How China came to rule vitamin C

How China came to rule vitamin C

I haven't been in the dietary supplements business as long as almost all of my sources. So when in interviews I voice surprise and consternation about the preponderance of Chinese supply in some ingredient sectors – especially in the arena of vitamins, they're a little amused. China has been a growing giant in the business for decades.

It's hardly unique to the world of functional foods and dietary supplements. It has been happening across numerous business sectors, and began when former premier Deng Xiaoping opened the floodgates for private enterprise in the late '70s.

Chinese dietary ingredient suppliers have been in the news lately, and not in a good way. I'm not talking about melamine in milk here. I'm talking about vitamin C.
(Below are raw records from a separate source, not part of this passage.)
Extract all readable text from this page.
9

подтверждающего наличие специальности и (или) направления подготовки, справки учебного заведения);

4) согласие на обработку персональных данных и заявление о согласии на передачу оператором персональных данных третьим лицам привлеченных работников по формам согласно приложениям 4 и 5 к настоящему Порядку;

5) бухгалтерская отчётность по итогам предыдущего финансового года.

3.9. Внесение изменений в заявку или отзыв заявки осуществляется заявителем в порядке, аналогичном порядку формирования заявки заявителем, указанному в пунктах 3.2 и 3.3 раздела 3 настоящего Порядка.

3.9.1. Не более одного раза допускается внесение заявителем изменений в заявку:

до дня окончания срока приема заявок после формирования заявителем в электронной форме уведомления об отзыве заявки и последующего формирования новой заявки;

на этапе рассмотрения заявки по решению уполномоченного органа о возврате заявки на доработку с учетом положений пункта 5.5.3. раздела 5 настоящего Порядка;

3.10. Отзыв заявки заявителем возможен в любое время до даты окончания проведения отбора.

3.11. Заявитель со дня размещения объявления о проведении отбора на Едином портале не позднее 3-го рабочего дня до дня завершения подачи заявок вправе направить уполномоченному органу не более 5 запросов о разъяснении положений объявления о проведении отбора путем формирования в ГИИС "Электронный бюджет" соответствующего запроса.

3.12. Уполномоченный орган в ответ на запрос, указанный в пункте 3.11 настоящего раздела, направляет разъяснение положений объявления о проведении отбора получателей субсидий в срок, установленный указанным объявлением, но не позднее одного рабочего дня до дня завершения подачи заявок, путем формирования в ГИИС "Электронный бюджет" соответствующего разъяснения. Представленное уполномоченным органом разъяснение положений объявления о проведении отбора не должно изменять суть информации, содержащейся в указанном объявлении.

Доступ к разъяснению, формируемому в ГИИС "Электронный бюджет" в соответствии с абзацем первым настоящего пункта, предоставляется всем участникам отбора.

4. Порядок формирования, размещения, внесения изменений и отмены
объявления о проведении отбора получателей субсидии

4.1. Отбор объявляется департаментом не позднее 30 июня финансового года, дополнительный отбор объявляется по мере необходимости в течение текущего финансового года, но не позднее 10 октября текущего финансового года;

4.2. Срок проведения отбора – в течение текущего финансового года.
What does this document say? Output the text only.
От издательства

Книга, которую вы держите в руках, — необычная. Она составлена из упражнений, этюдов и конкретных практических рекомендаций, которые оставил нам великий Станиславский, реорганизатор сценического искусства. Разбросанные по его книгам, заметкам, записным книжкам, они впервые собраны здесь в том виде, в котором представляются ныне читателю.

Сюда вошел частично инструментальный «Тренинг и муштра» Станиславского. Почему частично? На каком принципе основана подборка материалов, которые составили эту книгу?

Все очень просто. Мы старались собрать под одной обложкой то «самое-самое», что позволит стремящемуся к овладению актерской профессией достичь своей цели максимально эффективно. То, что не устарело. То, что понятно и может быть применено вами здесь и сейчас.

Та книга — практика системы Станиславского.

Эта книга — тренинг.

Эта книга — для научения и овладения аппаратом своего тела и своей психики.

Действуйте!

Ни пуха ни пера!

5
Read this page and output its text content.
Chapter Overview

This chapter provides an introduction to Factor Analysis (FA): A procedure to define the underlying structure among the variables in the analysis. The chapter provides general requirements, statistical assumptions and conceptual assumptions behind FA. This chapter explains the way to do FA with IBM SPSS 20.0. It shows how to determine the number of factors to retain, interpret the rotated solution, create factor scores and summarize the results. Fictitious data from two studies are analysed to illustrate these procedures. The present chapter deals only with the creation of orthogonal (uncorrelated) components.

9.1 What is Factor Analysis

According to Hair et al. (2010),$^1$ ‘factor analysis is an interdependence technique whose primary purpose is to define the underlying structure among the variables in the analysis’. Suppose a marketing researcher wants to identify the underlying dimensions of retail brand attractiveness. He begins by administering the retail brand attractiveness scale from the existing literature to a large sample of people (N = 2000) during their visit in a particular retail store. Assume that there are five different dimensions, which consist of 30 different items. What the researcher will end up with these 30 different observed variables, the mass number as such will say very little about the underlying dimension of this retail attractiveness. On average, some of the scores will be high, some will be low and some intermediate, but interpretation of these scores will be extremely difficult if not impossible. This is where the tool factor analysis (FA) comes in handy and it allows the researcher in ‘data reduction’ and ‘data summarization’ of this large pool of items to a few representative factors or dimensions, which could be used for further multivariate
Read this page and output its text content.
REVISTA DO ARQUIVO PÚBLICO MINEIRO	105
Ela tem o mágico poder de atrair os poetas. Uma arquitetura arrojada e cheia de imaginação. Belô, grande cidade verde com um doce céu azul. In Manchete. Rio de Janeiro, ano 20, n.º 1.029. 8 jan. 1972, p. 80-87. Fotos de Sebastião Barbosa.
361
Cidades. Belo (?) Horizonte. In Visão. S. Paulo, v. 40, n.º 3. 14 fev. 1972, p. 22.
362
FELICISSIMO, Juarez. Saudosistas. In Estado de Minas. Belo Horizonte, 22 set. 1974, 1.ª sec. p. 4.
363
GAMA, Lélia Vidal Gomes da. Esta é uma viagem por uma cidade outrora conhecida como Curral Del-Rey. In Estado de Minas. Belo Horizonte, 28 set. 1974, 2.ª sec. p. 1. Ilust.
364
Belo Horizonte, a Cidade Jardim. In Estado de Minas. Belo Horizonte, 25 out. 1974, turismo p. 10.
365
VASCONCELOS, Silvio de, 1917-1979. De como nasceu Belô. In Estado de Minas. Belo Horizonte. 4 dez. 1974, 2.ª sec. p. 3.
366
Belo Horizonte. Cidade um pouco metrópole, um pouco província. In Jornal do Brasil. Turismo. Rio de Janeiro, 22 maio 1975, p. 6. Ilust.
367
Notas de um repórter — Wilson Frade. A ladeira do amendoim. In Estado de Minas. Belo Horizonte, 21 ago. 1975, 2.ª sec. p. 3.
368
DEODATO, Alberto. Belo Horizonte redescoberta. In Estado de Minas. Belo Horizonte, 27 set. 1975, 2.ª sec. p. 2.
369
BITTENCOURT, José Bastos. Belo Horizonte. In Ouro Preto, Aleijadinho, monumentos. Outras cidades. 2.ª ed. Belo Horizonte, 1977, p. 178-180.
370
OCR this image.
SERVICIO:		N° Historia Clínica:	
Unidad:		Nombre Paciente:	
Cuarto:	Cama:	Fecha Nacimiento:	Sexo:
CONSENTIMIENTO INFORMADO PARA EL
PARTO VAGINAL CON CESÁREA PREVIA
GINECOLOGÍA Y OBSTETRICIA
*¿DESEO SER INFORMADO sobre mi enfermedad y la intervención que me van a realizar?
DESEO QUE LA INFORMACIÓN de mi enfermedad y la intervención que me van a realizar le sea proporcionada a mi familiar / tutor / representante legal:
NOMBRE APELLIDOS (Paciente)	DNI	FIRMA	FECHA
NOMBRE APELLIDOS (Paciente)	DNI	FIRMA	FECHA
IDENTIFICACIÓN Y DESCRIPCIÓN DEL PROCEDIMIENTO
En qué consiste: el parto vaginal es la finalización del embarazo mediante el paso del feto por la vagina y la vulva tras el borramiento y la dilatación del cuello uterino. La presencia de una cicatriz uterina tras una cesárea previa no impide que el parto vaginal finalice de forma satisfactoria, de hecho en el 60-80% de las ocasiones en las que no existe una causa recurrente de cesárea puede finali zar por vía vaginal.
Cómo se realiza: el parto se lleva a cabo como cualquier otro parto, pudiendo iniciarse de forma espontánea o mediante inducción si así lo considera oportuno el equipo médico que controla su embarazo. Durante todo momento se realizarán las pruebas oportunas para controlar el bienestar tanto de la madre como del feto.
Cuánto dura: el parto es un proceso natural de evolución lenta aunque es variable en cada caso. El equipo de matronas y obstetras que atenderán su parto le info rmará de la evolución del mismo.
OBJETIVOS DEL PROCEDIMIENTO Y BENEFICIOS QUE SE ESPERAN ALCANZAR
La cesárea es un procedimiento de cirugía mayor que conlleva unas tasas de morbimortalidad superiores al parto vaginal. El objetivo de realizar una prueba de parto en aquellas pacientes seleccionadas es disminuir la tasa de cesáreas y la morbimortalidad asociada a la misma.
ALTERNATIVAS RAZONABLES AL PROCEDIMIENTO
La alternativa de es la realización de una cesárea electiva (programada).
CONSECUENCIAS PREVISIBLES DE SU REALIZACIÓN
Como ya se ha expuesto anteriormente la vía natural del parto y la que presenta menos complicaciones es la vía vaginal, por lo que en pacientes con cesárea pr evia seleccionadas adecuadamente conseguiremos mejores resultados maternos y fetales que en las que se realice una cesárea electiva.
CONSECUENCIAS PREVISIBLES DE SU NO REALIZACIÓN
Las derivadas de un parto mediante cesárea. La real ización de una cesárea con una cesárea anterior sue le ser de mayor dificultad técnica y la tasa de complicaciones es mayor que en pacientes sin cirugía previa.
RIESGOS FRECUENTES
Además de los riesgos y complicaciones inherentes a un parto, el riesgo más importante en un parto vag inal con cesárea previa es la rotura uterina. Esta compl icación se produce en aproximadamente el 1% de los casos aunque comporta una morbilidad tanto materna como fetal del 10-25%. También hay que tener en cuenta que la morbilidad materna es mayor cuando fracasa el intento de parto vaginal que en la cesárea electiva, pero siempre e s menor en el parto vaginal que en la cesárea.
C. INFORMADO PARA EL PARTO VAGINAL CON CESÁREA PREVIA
A little background: I was aghast, frankly, to learn when I entered the business in January of 2010 that almost all of the vitamin C in the world is produced in China. Think about that: the supply of synthesized vitamin C, that Florida orange juice favorite of our youth, is now controlled by a handful of Chinese companies (the oranges still make their own, of course). This is old hat to many in the ingredient supply business, but it is not widely known among the general public.

The question is, how did it get that way? For years, Chinese vitamin C manufacturers were able to undercut foreign competitors on price and in the process drove almost everyone else out of the business. But in the last five years or so, some Chinese manufacturers are alleged to have used their market clout to limit production and raise prices. A price fixing lawsuit filed against four big Chinese vitamin C manufacturers is working its way through the courts. The case is already six years old, but a ruling is expected soon on whether it can be decided without a jury trial, which would greatly speed the outcome. Other lawsuits allege similar practices in other vitamin categories.

The evidence in the vitamin C suit is so overwhelming that the companies are not disputing the charges. Their defense is simply that the Chinese government made them do it. In legalese it's known at the foreign sovereign compulsion doctrine. In effect the government ordered these companies to crush their competition, and helped them do it by presumably making up their losses.

Regardless of how the judge rules in the suit, the outcome is unlikely to give rise to renewed vitamin C manufacture outside of China. The Chinese companies might have to pay compensation, but they are likely to retain their stranglehold on supply.

The lawsuit sheds light on the wider issue of the supply of ingredients in China, India and elsewhere. How does a company safely source ingredients in China? Is it a given that buying ingredients in China means lower cost, but also lower quality and higher risk? What's the situation in India and elsewhere in Asia?  I’ll be examining these and other questions surroundings Asian supply in future blog posts and in an article in the June issue of Functional Ingredients magazine.